How To Be Polite, Well-Mannered, and Ladylike or Gentlemanly

INTRODUCTIONS.

The custom which prevails in country places of introducing everybody you meet to each other, is both an annoying and an improper one. As a general rule, introductions ought not to be made, except where there is undoubted evidence that the acquaintance would be mutually agreeable and proper.

But if you should find an agreeable person in private society, who seems desirous of making your acquaintance, there cannot be any objection to your meeting his advances half way, although the ceremony of an “introduction” may not have taken place; his presence in your friend’s house being a sufficient guarantee for his respectability, as of course if he were an improper person he would not be there.

It is customary in introducing people, to present the youngest person to the oldest, or the humblest to the highest in position, if there is any distinction.

In introducing a gentleman to a lady, address her first, thus: “Miss Mason, permit me to present you to Mr. Kent;” or, “Mr. Trevor, I have the pleasure of presenting to you Mr. Marlow.” When one lady is married, and the other single, present the single lady to the matron—”Miss Harris, allow me to introduce you to Mrs. Martin.”

When you introduce parties whom you are quite sure will be pleased with each other, it is well to add, after the introduction, that you take great pleasure in making them acquainted, which will be an assurance to each that you think they are well matched, and thus they are prepared to be friends from the start.

In introducing parties, be careful to pronounce each name distinctly, as there is nothing more awkward than to have one’s name miscalled.

In introducing a foreigner, it is proper to present him as “Mr. Leslie, from England;” “Mr. La Rue from France.” Likewise when presenting an American who has recently returned after traveling in distant lands, make him known as “Mr. Dunlap, lately from France,” or “Mr. Meadows, recently from Italy.”

It is very easy to make these slight specifications, and they at once afford an opening for conversation between the two strangers, for nothing will be more natural than to ask “the recently arrived” something about his voyage, or the places he has seen during his travels.

When presenting a governor, designate the State he governs—as, “Governor Fenton of New York.” In introducing a member of Congress, mention the State to which he belongs, as “Mr. Sherman of Ohio,” or “Mr. Banks of Massachusetts.” Do not forget that Congress includes the two legislative bodies.

When introducing any of the members of your own family, mention the name in an audible tone. It is not considered sufficient to say “My father,” “My mother,” “My sister,” or “My brother.” But say, “My father, Mr. Stanley,” “My brother, Mr. Weston,” “My sister, Miss or Mrs. Hope.” It is best to be explicit in all these things, for there may be more than one surname in the family. The eldest daughter should be introduced by her surname only, as, “Miss Sherwood,” her younger sisters, as “Miss Maud Sherwood,” “Miss Mary Sherwood.”

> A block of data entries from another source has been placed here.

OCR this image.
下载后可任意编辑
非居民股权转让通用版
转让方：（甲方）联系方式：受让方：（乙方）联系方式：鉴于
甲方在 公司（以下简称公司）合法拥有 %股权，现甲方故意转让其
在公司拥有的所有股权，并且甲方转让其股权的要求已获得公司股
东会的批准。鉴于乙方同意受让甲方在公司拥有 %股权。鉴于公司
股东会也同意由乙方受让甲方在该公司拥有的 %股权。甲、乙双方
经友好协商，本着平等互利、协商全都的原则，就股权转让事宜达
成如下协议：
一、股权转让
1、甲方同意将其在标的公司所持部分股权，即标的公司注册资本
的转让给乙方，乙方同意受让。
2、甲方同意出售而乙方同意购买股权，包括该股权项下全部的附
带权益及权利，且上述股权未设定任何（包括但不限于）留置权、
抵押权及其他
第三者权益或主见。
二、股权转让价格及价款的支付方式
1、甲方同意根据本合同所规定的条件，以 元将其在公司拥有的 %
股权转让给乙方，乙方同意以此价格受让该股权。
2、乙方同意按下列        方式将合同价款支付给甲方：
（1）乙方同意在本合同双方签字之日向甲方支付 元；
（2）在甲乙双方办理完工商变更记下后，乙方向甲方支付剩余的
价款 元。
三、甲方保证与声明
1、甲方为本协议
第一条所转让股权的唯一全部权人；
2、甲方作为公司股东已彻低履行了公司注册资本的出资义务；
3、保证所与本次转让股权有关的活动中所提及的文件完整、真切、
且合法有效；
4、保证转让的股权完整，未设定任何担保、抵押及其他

In presenting a clergyman, do not neglect to put “Reverend” before his name. If he is a D. D. say, “The Reverend Doctor.” If he is a bishop, then the word bishop is sufficient.

When you are introduced to a person, be careful not to appear as though you had never heard of him before. If he happens to be a person of any distinction, such a mistake would be unpardonable, and no person is complimented by being reminded of the fact that his name is unknown.

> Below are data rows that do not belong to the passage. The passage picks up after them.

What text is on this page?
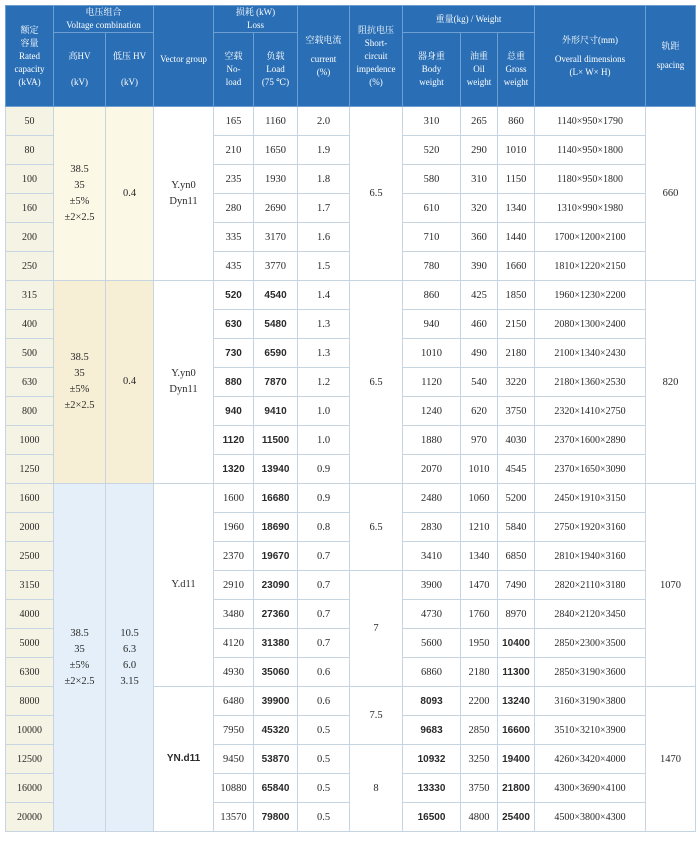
额定
容量
Rated
capacity
(kVA)	电压组合
Voltage combination		Vector group	损耗 (kW)
Loss		空载电流

current
(%)	阻抗电压
Short-
circuit
impedence
(%)	重量(kg) / Weight			外形尺寸(mm)

Overall dimensions
(L× W× H)	轨距

spacing

	高HV

(kV)	低压 HV

(kV)		空载
No-
load	负载
Load
(75 ℃)			器身重
Body
weight	油重
Oil
weight	总重
Gross
weight		

50	38.5
35
±5%
±2×2.5	0.4	Y.yn0
Dyn11	165	1160	2.0	6.5	310	265	860	1140×950×1790	660
80				210	1650	1.9		520	290	1010	1140×950×1800	
100				235	1930	1.8		580	310	1150	1180×950×1800	
160				280	2690	1.7		610	320	1340	1310×990×1980	
200				335	3170	1.6		710	360	1440	1700×1200×2100	
250				435	3770	1.5		780	390	1660	1810×1220×2150	
315	38.5
35
±5%
±2×2.5	0.4	Y.yn0
Dyn11	520	4540	1.4	6.5	860	425	1850	1960×1230×2200	820
400				630	5480	1.3		940	460	2150	2080×1300×2400	
500				730	6590	1.3		1010	490	2180	2100×1340×2430	
630				880	7870	1.2		1120	540	3220	2180×1360×2530	
800				940	9410	1.0		1240	620	3750	2320×1410×2750	
1000				1120	11500	1.0		1880	970	4030	2370×1600×2890	
1250				1320	13940	0.9		2070	1010	4545	2370×1650×3090	
1600	38.5
35
±5%
±2×2.5	10.5
6.3
6.0
3.15	Y.d11	1600	16680	0.9	6.5	2480	1060	5200	2450×1910×3150	1070
2000				1960	18690	0.8		2830	1210	5840	2750×1920×3160	
2500				2370	19670	0.7		3410	1340	6850	2810×1940×3160	
3150				2910	23090	0.7	7	3900	1470	7490	2820×2110×3180	
4000				3480	27360	0.7		4730	1760	8970	2840×2120×3450	
5000				4120	31380	0.7		5600	1950	10400	2850×2300×3500	
6300				4930	35060	0.6		6860	2180	11300	2850×3190×3600	
8000			YN.d11	6480	39900	0.6	7.5	8093	2200	13240	3160×3190×3800	1470
10000				7950	45320	0.5		9683	2850	16600	3510×3210×3900	
12500				9450	53870	0.5	8	10932	3250	19400	4260×3420×4000	
16000				10880	65840	0.5		13330	3750	21800	4300×3690×4100	
20000				13570	79800	0.5		16500	4800	25400	4500×3800×4300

If by any misfortune you have been introduced to a person whose acquaintance you do not desire, you can merely make the formal bow of etiquette when you meet him, which, of itself, encourages no familiarity; but the bow is indispensable, for he cannot be thought a gentleman who would pass another with a vacant stare, after having been formally presented to him. By so doing, he would offer a slight which would justly make him appear contemptible even in the eyes of the person he means to humble.

What is called “cutting” another is never practiced by gentlemen or ladies, except in some extraordinary instances of bad conduct on the part of the individual thus sacrificed. An increased degree of ceremony and formal politeness is the most delicate way of withdrawing from an unpleasant acquaintance. Indeed, what is called “cutting” is rarely ever practiced by well-bred ladies and gentlemen.

On introduction in a room, a married lady generally offers her hand, a young lady not; in a ball-room, where the introduction is to dancing, not to friendship, you never shake hands; and as a general rule, an introduction is not followed by shaking hands—only by a bow. It may perhaps be laid down, that the more public the place of introduction, the less hand-shaking takes place; but if the introduction be particular, if it be accompanied by personal recommendation, such as, “I want you to know my friend Jones,” then you give Jones your hand, and warmly too.

It is understood in society, that a person who has been properly introduced to you, has some claim on your good offices in future; you cannot therefore slight him without good reason, and the chance of being called to an account for it.